75Wie sich aus § 6 des Pferdekaufvertrags ergibt, hat die Beklagte ausdrücklich keine Garantie oder Gewährleistung für bestimmte Eigenschaften und Verwendungsmöglichkeiten des Pferds übernommen. Dies steht aber – wie zuvor ausgeführt – nur im Spannungsverhältnis mit der gleichzeitig ausdrücklich vereinbarten Veräußerung des Pferds als Reitpferd, so dass der umfassende Gewährleistungsausschluss eine Einschränkung im Wege der Auslegung erfahren muss. Für die Zuchteignung gilt dies jedoch nicht. Diese hat als Beschaffenheitsvereinbarung oder Zusicherung keine ausdrückliche Regelung im Rahmen des Vertrags erfahren. Es kann deshalb dahinstehen, ob der Käufer einer ….. Stute, der diese als Reitpferd erwirbt, nach Behauptung des Klägers auch stillschweigend davon ausgehen mag, dass die Stute entsprechend der gewöhnlichen Beschaffenheit vergleichbarer Pferde auch für die Zucht geeignet sein mag.

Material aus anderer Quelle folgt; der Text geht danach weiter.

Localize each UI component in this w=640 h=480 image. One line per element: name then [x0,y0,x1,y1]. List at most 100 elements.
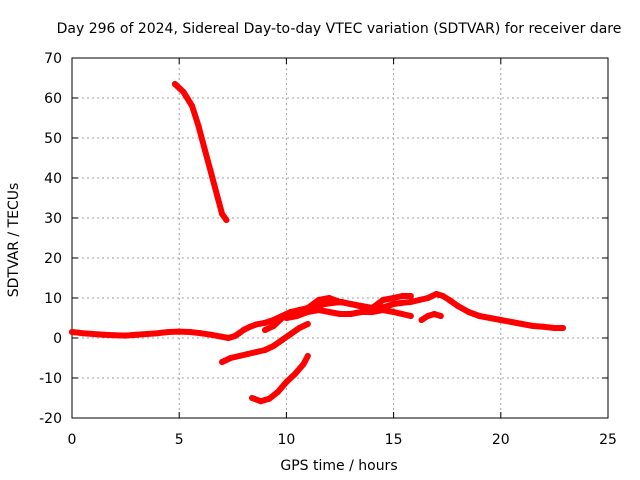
data-point [487,315,494,321]
x-tick-label: 20 [492,432,510,448]
data-point [326,295,333,301]
y-tick-label: 70 [44,51,62,67]
data-point [90,331,97,337]
x-tick-label: 0 [68,432,77,448]
y-tick-label: 60 [44,91,62,107]
data-point [530,323,536,329]
data-point [454,303,461,309]
data-point [416,297,423,303]
data-point [180,89,187,95]
x-tick-label: 5 [175,432,184,448]
data-point [122,332,129,339]
data-point [465,309,472,315]
data-point [304,309,311,315]
data-point [214,195,221,201]
y-tick-label: 50 [44,131,62,147]
data-point [283,315,290,321]
data-point [390,295,397,301]
data-point [266,395,273,402]
data-point [439,293,446,299]
data-point [133,331,140,338]
x-axis-label: GPS time / hours [280,458,397,474]
x-tick-label: 10 [277,432,295,448]
data-point [262,327,268,333]
data-point [227,355,234,361]
y-tick-label: 40 [44,171,62,187]
data-point [407,293,414,299]
data-point [253,321,260,328]
data-point [337,311,343,317]
data-point [292,371,298,377]
data-point [369,309,376,315]
data-point [407,313,414,319]
y-axis-label: SDTVAR / TECUs [6,183,22,298]
data-point [433,291,440,297]
data-point [279,337,286,343]
data-point [424,295,431,301]
data-point [236,353,243,359]
data-point [244,351,251,357]
data-point [201,147,208,153]
data-point [270,323,277,329]
data-point [540,323,547,330]
data-point [399,299,406,306]
data-point [186,329,193,335]
data-point [79,330,86,337]
data-point [154,330,161,337]
data-point [283,379,290,385]
data-point [296,325,303,331]
x-tick-label: 15 [385,432,403,448]
data-point [257,398,264,405]
data-point [247,323,253,330]
data-point [358,309,365,315]
data-point [326,309,333,315]
data-point [219,211,226,217]
data-point [431,311,438,317]
data-point [165,329,172,335]
data-point [144,331,150,337]
data-point [253,349,260,355]
y-tick-label: -20 [39,411,62,427]
data-point [223,217,230,223]
data-point [231,333,238,339]
data-point [437,313,444,319]
data-point [322,301,328,307]
data-point [347,301,354,307]
data-point [208,331,215,338]
data-point [219,333,226,340]
data-point [197,330,204,337]
y-tick-label: 0 [53,331,62,347]
data-point [274,389,281,395]
data-point [508,319,515,325]
data-point [262,319,268,326]
series-track-small-segment [418,311,444,323]
grid-lines [72,58,608,418]
data-point [446,297,453,303]
data-point [407,299,414,305]
data-point [315,307,322,313]
data-point [304,353,311,359]
data-point [240,327,247,333]
y-tick-label: 10 [44,291,62,307]
data-point [337,299,343,305]
data-point [287,331,294,337]
data-point [111,332,118,339]
data-point [171,81,178,87]
data-point [236,330,243,337]
data-point [399,293,406,299]
data-point [390,301,397,307]
data-point [208,171,215,177]
data-point [225,335,232,341]
data-point [189,103,196,109]
data-point [304,321,311,327]
data-point [551,325,558,331]
axis-ticks: 0 5 10 15 20 25 -20 -10 0 10 20 30 40 50 60 70 [39,51,617,448]
data-point [294,313,301,319]
data-point [101,331,108,338]
data-point [390,309,397,315]
chart-title: Day 296 of 2024, Sidereal Day-to-day VTE… [57,21,622,37]
data-point [379,307,386,313]
y-tick-label: 30 [44,211,62,227]
data-point [519,321,526,327]
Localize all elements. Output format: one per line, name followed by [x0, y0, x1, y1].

76Dahinstehen kann, ob angesichts der von der Sachverständigen festgestellten Prävalenz der PSSM-Mutation bei nur 11,3% der im Leistungssport genutzten ….. Stuten das Vorliegen eines entsprechenden Gendefekts überhaupt als Abweichung von der üblichen Beschaffenheit und somit als Mangel im Sinne von § 434 Abs. 1 S. 2 Nr. 2 BGB angesehen werden kann, was erheblichen Zweifeln unterliegt.
77Somit kommt auch eine Haftung für eine fehlende Zuchteignung des Pferdes nicht in Betracht.
783.
79Mangels einer Haftung dem Grunde nach sind auch die von der Klägerin gestellten Feststellungsanträge unbegründet.
80Die Beklagte ist nicht in Annahmeverzug mit der Rücknahme der Stute geraten, weil mangels berechtigten Rücktritts kein Rückgewährschuldverhältnis entstanden ist.
81Mangels eines Rücktrittsrechts hat der Kläger hat auch keinen Anspruch auf Feststellung einer Ersatzpflicht der Beklagten für die Unterhaltungskosten bis zur Rücknahme des Pferdes gemäß § 347 Abs. 2 S. 1 BGB.
824.
83Mangels begründeter Hauptforderung besteht auch kein Anspruch auf Zahlung vorgerichtlicher Rechtsanwaltskosten in Höhe von 430,66 € sowie auf Zahlung von Zinsen.
845.
85Die Kostenentscheidung beruht auf § 91 ZPO. Die Entscheidung über die vorläufige Vollstreckbarkeit ergibt sich aus § 709 S. 2 ZPO.
86Der Streitwert beträgt 18.317,78 € (Klageantrag zu 1: 15.817,78 €; Klageantrag zu 3: 2.500 €).